The Earth’s crust is made up of tectonic plates (irregular-shaped pieces of solid rock ranging from a few hundred to thousands of kilometres in size), that move around due to the heat from inside the planet’s core. They have done this over the course of Earth’s entire history – shifting the continents that sit atop them as they do so. Over the course of our planet’s history the continents have occupied different parts of the globe due to this movement,
Now, for the first time, scientists have developed a continuous full-plate model of shifting tectonic plates spanning 1 billion years (Ga) to the present-day in this 40 second video. It shows the full extent of continental drift and the interactions of the plates with each other.
As you view the video you can see how the continents occupied completely different locations on the globe. As Michael Tetley said, “The Earth is incredibly dynamic. And although on a human timescale, things move in centimetres per year, continents have been everywhere through time,” he says. “And places like Antarctica that we see as a cold, icy, inhospitable place today was actually once quite a nice holiday destination at the equator.”
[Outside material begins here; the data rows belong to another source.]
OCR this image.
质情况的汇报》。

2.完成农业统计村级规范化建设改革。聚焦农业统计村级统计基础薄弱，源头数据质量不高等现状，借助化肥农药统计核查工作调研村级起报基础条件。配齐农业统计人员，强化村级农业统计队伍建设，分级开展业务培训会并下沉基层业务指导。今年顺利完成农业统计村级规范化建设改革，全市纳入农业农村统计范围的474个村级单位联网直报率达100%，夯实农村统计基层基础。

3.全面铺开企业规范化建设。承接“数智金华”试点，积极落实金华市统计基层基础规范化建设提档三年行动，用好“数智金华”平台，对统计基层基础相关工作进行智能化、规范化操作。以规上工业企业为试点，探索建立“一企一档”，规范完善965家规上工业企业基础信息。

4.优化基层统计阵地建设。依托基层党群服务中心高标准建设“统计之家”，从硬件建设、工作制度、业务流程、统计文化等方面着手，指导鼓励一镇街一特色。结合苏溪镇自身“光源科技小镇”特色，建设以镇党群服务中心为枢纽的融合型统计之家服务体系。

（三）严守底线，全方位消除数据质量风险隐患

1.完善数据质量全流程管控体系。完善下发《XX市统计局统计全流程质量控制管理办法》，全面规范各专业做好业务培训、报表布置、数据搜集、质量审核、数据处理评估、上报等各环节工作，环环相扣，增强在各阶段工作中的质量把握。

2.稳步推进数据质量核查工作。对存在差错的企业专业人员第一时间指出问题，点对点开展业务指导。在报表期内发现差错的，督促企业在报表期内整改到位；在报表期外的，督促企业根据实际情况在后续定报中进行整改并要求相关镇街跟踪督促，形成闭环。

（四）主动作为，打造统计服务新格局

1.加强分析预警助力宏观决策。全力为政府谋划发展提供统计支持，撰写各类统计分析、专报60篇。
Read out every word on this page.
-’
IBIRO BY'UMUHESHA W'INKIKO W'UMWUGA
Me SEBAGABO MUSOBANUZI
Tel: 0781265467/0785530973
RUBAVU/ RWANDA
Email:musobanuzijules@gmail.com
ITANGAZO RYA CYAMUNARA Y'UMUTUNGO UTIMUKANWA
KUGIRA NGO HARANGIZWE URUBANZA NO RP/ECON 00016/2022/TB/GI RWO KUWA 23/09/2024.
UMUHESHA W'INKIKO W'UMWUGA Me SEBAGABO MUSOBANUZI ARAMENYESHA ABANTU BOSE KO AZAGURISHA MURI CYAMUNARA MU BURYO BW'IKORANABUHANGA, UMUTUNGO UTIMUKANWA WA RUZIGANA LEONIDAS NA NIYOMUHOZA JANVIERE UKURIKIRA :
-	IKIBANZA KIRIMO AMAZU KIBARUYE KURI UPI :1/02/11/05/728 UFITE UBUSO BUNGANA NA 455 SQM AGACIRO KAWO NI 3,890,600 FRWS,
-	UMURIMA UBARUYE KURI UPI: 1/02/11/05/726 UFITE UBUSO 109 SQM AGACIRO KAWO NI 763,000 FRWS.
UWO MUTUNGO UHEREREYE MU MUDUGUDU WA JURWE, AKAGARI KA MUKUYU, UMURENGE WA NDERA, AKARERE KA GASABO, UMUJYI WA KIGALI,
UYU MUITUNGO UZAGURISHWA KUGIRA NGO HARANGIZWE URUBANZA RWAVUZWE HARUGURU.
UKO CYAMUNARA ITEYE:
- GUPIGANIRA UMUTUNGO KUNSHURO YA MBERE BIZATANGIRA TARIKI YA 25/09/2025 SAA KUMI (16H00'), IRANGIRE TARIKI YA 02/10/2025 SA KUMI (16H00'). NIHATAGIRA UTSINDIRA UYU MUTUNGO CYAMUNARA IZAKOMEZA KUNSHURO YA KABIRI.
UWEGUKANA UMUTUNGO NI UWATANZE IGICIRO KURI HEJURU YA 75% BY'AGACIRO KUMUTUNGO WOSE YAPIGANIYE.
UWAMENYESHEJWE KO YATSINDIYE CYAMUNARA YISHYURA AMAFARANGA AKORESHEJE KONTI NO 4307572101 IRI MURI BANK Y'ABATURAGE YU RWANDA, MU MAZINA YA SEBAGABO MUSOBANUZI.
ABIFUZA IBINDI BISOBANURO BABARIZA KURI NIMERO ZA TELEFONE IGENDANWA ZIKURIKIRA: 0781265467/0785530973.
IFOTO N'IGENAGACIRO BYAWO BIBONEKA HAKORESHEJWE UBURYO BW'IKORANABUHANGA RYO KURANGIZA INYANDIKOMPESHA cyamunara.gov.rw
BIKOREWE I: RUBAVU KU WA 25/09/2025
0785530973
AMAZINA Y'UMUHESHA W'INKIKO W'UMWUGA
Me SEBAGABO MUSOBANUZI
Plate tectonics impact everything on the planet including climate, tidal patterns, animal evolution and migrations, volcanic activity and even metal production. Studying them is crucial for scientists to understand life on Earth, its future habitability, as well as to search for mineral and metal resources (such as those for clean energy).
“This is how we view biological evolution, for example, and also climatic evolution,” explained Michael Tetley, one of the scientists involved in the research To Euro News. “All things that are tied to the tectonics. So understanding this base level process is hugely important for science.”
Plate tectonics are assessed by studying geological records, which requires studying material inside rock samples, as well as the magnetism that provides information on the position of the substrate in relation to its spin axis. For the purpose of this study the team chose the most suitable available models, integrating continental movements and their interactions along plate boundaries. The scientist paid particular attention to revising and improving the model for the Neoproterozoic to Cambrian (1,000 to 520 million years ago) eras, about which information has been scarce.
The team hopes that this study will help to better understand Earth’s ancient history and provide a basis for future studies.
Reference: Merdith, A.S., Williams, S.E., Collins, A.S., Tetley, M.G., Mulder, J.A., Blades, M.L., Young, A., Armistead, S.E., Cannon, J., Zahirovic, S. and Müller, R.D., 2020. Extending full-plate tectonic models into deep time: Linking the neoproterozoic and the phanerozoic. Earth-Science Reviews, p.103477.